École des filles


5èmes Rencontres Victor Segalen

5èmes Rencontres Victor Segalen

25.05.2017

Été des 13 Dimanches

Le normal et le pathologique

Jeudi 25 mai
« Le normal et le pathologique »


15h/ Florence Lautrédou : Victor Segalen ou les frontières de l’identité
 

 

La frontière, au sens géographique, spatial, topographique, n’est sans doute pas l’enjeu principal et direct de Segalen. Il est en revanche possible de reconnaître, dans quelques-unes de ses œuvres (Peintures, Un grand fleuve, Sites) et dans sa correspondance, les traces d’une pensée de l’espace et du temps empruntées sciemment ou non, en quelque sorte dans desréemplois, aux géographes et aux explorateurs, voire à d’autres genres de la littérature, visibles dans les formes, les cortèges, les ruses et les violences des tracés, les gestes, ainsi que dans les stratifications de l’espace. Certaines de ces figures présentes peuvent renvoyer à des moments et des corrélations de l’histoire, ou à des confrontations inédites de différentes histoires.


Florence Lautrédou est psychanalyste, coach et conférencière. Elle a notamment publié chez Odile Jacob :
Cet Elan qui change nos vies, l’inspiration, en 2014, et L’Amour le vrai, en 2016.

 
 
16h/ Régis Airault : Du voyage "pas-trop-logique" au voyage thérapeutique
 
Si le voyage peut provoquer des troubles psychiques, il est le plus souvent positif et permet à l’être humain de sortir de l’ornière des certitudes du quotidien, de s’ouvrir à l’autre, aux autres, à soi, et parfois de faire oeuvre car nul n’est prophète en son pays...
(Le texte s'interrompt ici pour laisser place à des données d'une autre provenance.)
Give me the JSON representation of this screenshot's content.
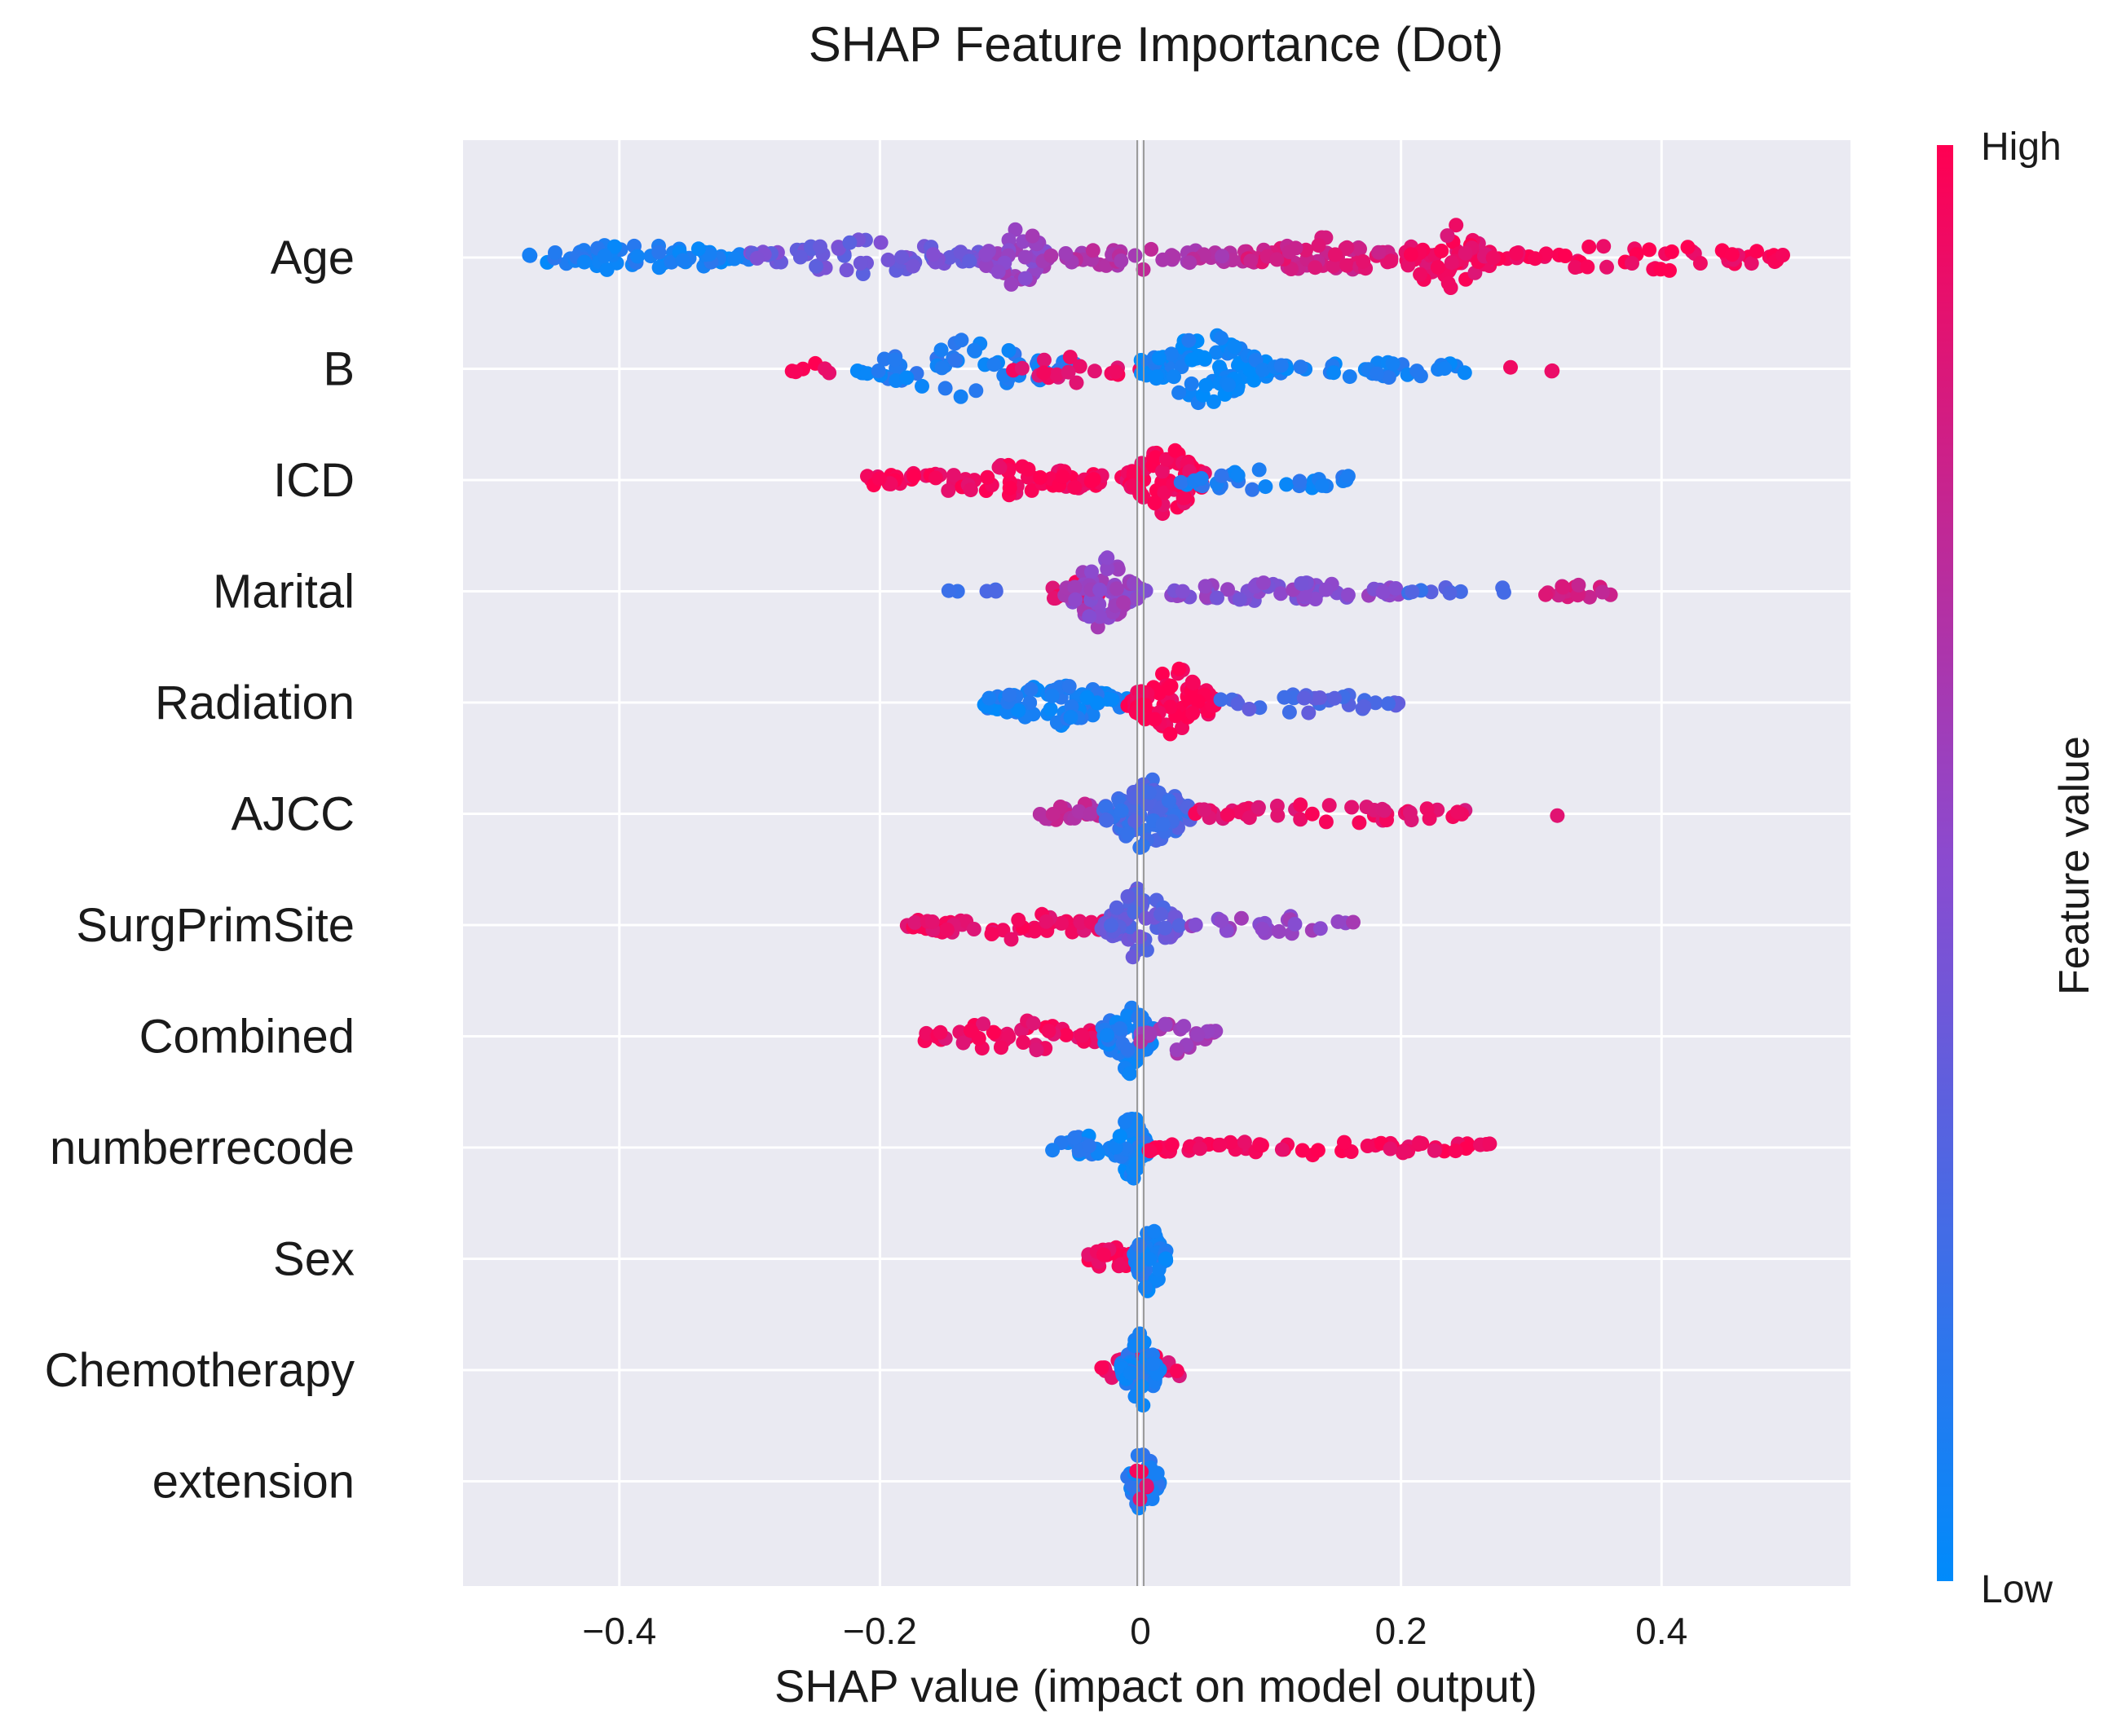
{
  "chart_data": {
    "type": "scatter",
    "subtype": "shap-beeswarm",
    "title": "SHAP Feature Importance (Dot)",
    "xlabel": "SHAP value (impact on model output)",
    "ylabel": "",
    "xlim": [
      -0.52,
      0.545
    ],
    "xticks": [
      -0.4,
      -0.2,
      0,
      0.2,
      0.4
    ],
    "xtick_labels": [
      "−0.4",
      "−0.2",
      "0",
      "0.2",
      "0.4"
    ],
    "grid": true,
    "colorbar": {
      "label": "Feature value",
      "high_label": "High",
      "low_label": "Low",
      "low_color": "#008bfb",
      "high_color": "#ff0052"
    },
    "features": [
      {
        "name": "Age",
        "min": -0.47,
        "max": 0.5,
        "clusters": [
          {
            "range": [
              -0.47,
              -0.3
            ],
            "color": 0.08,
            "n": 70,
            "spread": 0.35
          },
          {
            "range": [
              -0.3,
              -0.12
            ],
            "color": 0.4,
            "n": 70,
            "spread": 0.45
          },
          {
            "range": [
              -0.12,
              -0.07
            ],
            "color": 0.55,
            "n": 45,
            "spread": 1.0
          },
          {
            "range": [
              -0.07,
              0.08
            ],
            "color": 0.65,
            "n": 45,
            "spread": 0.25
          },
          {
            "range": [
              0.08,
              0.2
            ],
            "color": 0.82,
            "n": 60,
            "spread": 0.5
          },
          {
            "range": [
              0.2,
              0.27
            ],
            "color": 0.92,
            "n": 55,
            "spread": 1.0
          },
          {
            "range": [
              0.27,
              0.5
            ],
            "color": 0.97,
            "n": 55,
            "spread": 0.35
          }
        ]
      },
      {
        "name": "B",
        "min": -0.28,
        "max": 0.32,
        "clusters": [
          {
            "range": [
              -0.28,
              -0.23
            ],
            "color": 0.95,
            "n": 6,
            "spread": 0.1
          },
          {
            "range": [
              -0.22,
              -0.05
            ],
            "color": 0.1,
            "n": 60,
            "spread": 0.7
          },
          {
            "range": [
              -0.1,
              0.0
            ],
            "color": 0.9,
            "n": 20,
            "spread": 0.3
          },
          {
            "range": [
              0.0,
              0.1
            ],
            "color": 0.05,
            "n": 95,
            "spread": 1.0
          },
          {
            "range": [
              0.1,
              0.26
            ],
            "color": 0.08,
            "n": 35,
            "spread": 0.2
          },
          {
            "range": [
              0.28,
              0.32
            ],
            "color": 0.95,
            "n": 3,
            "spread": 0.0
          }
        ]
      },
      {
        "name": "ICD",
        "min": -0.21,
        "max": 0.16,
        "clusters": [
          {
            "range": [
              -0.21,
              -0.01
            ],
            "color": 0.96,
            "n": 85,
            "spread": 0.35
          },
          {
            "range": [
              -0.01,
              0.05
            ],
            "color": 0.96,
            "n": 70,
            "spread": 1.0
          },
          {
            "range": [
              0.03,
              0.16
            ],
            "color": 0.1,
            "n": 30,
            "spread": 0.3
          }
        ]
      },
      {
        "name": "Marital",
        "min": -0.15,
        "max": 0.37,
        "clusters": [
          {
            "range": [
              -0.15,
              -0.11
            ],
            "color": 0.2,
            "n": 5,
            "spread": 0.0
          },
          {
            "range": [
              -0.08,
              -0.03
            ],
            "color": 0.9,
            "n": 15,
            "spread": 0.2
          },
          {
            "range": [
              -0.06,
              0.0
            ],
            "color": 0.55,
            "n": 70,
            "spread": 1.0
          },
          {
            "range": [
              0.0,
              0.2
            ],
            "color": 0.5,
            "n": 60,
            "spread": 0.2
          },
          {
            "range": [
              0.2,
              0.29
            ],
            "color": 0.25,
            "n": 10,
            "spread": 0.05
          },
          {
            "range": [
              0.3,
              0.37
            ],
            "color": 0.8,
            "n": 15,
            "spread": 0.1
          }
        ]
      },
      {
        "name": "Radiation",
        "min": -0.12,
        "max": 0.2,
        "clusters": [
          {
            "range": [
              -0.12,
              -0.01
            ],
            "color": 0.08,
            "n": 80,
            "spread": 0.6
          },
          {
            "range": [
              -0.01,
              0.06
            ],
            "color": 0.97,
            "n": 80,
            "spread": 1.0
          },
          {
            "range": [
              0.05,
              0.2
            ],
            "color": 0.3,
            "n": 30,
            "spread": 0.2
          }
        ]
      },
      {
        "name": "AJCC",
        "min": -0.08,
        "max": 0.33,
        "clusters": [
          {
            "range": [
              -0.08,
              -0.02
            ],
            "color": 0.7,
            "n": 25,
            "spread": 0.25
          },
          {
            "range": [
              -0.03,
              0.04
            ],
            "color": 0.25,
            "n": 80,
            "spread": 1.0
          },
          {
            "range": [
              0.04,
              0.25
            ],
            "color": 0.9,
            "n": 45,
            "spread": 0.2
          },
          {
            "range": [
              0.32,
              0.33
            ],
            "color": 0.95,
            "n": 1,
            "spread": 0.0
          }
        ]
      },
      {
        "name": "SurgPrimSite",
        "min": -0.18,
        "max": 0.17,
        "clusters": [
          {
            "range": [
              -0.18,
              -0.02
            ],
            "color": 0.93,
            "n": 60,
            "spread": 0.3
          },
          {
            "range": [
              -0.03,
              0.03
            ],
            "color": 0.35,
            "n": 65,
            "spread": 1.0
          },
          {
            "range": [
              0.03,
              0.17
            ],
            "color": 0.55,
            "n": 25,
            "spread": 0.2
          }
        ]
      },
      {
        "name": "Combined",
        "min": -0.17,
        "max": 0.06,
        "clusters": [
          {
            "range": [
              -0.17,
              -0.02
            ],
            "color": 0.93,
            "n": 50,
            "spread": 0.4
          },
          {
            "range": [
              -0.03,
              0.01
            ],
            "color": 0.1,
            "n": 60,
            "spread": 1.0
          },
          {
            "range": [
              0.0,
              0.06
            ],
            "color": 0.6,
            "n": 25,
            "spread": 0.4
          }
        ]
      },
      {
        "name": "numberrecode",
        "min": -0.07,
        "max": 0.27,
        "clusters": [
          {
            "range": [
              -0.07,
              -0.02
            ],
            "color": 0.08,
            "n": 20,
            "spread": 0.3
          },
          {
            "range": [
              -0.02,
              0.005
            ],
            "color": 0.08,
            "n": 55,
            "spread": 1.0
          },
          {
            "range": [
              0.005,
              0.27
            ],
            "color": 0.96,
            "n": 60,
            "spread": 0.12
          }
        ]
      },
      {
        "name": "Sex",
        "min": -0.04,
        "max": 0.02,
        "clusters": [
          {
            "range": [
              -0.04,
              -0.005
            ],
            "color": 0.95,
            "n": 30,
            "spread": 0.3
          },
          {
            "range": [
              -0.005,
              0.02
            ],
            "color": 0.08,
            "n": 50,
            "spread": 1.0
          }
        ]
      },
      {
        "name": "Chemotherapy",
        "min": -0.03,
        "max": 0.03,
        "clusters": [
          {
            "range": [
              -0.03,
              0.03
            ],
            "color": 0.9,
            "n": 30,
            "spread": 0.5
          },
          {
            "range": [
              -0.015,
              0.015
            ],
            "color": 0.1,
            "n": 50,
            "spread": 1.0
          }
        ]
      },
      {
        "name": "extension",
        "min": -0.01,
        "max": 0.015,
        "clusters": [
          {
            "range": [
              -0.01,
              0.015
            ],
            "color": 0.1,
            "n": 45,
            "spread": 1.0
          },
          {
            "range": [
              -0.005,
              0.005
            ],
            "color": 0.9,
            "n": 5,
            "spread": 0.6
          }
        ]
      }
    ]
  }
}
Régis Airault, psychiatre hospitalier, a été médecin psychiatre au consulat de Bombay en 1985-86. Il vit maintenant à Paris où il dirige un CMPP (Centre Médico Psycho Pédagogique). Il a notamment publié :
Fous de l’Inde, Délires d’occidentaux et sentiment océanique l’inspiration, aux éditions Payot, réédité en 2016.

 

17h/ Irène Frain : L'expérience de la frontière psychique

Avec le rêve endormi, nous faisons chaque nuit l’expérience de la frontière psychique. Mais à notre insu, nous la franchissons aussi  lorsque nous voyageons. 
On connaît le célèbre «  syndrôme de Stendhal » : avant son départ, le pays ou la ville a suscité chez le voyageur une telle attente imaginaire qu’à son arrivée, il est saisi par tourbillon  d’émotions si puissant qu’il frise le délire ou l’hallucination. 
Sans aller jusqu’à cet extrême, le franchissement des frontières géographiques se double souvent d’une traversée des frontières psychiques. Le voyageur sent se réveiller en lui un jumeau endormi qui va le révéler à lui-même — surtout s’il est artiste. D’où ces tableaux, ces livres, ces films qui jaillissent soudain des voyages. Ce n’est pas que le voyageur a trouvé cette fumeuse «  inspiration » dont on parle à tout bout de champ sans savoir au juste de quoi il en retourne. C’est tout simplement qu’il a brisé les frontières psychiques et est allé  «  au fond » : le fond de son « moi ». 
Peu importent les lieux de la révélation, Inde, Tibet, Afrique, Patagonie. Dans cet Ailleurs, nous sommes déroutés,  au sens propre — loin de nos routes ordinaires —   mais aussi au sens figuré: égarés.  Et par conséquent proches de nous trouver.
Comme le dit le Mahabharata, ce grand texte sacré de l’Inde : «  Ce n’est pas en le cherchant que nous découvrons l’Insoupçonné, mais en nous perdant. »

 
Irène Frain est née et a grandi en Bretagne. Elle a écrit une trentaine d’ouvrages, dont Le Nabab, Secret de famille, Devi, Au Royaume des Femmes, Beauvoir in love, Les Naufragés de l’Ile Tromelin, Sorti de rien. Elle a reçu de nombreux prix littéraires, dont le Prix Bretagne , le Grand Prix de l’Académie de Marine, et, pour l’ensemble de son oeuvre et le Prix de la Femme 2016.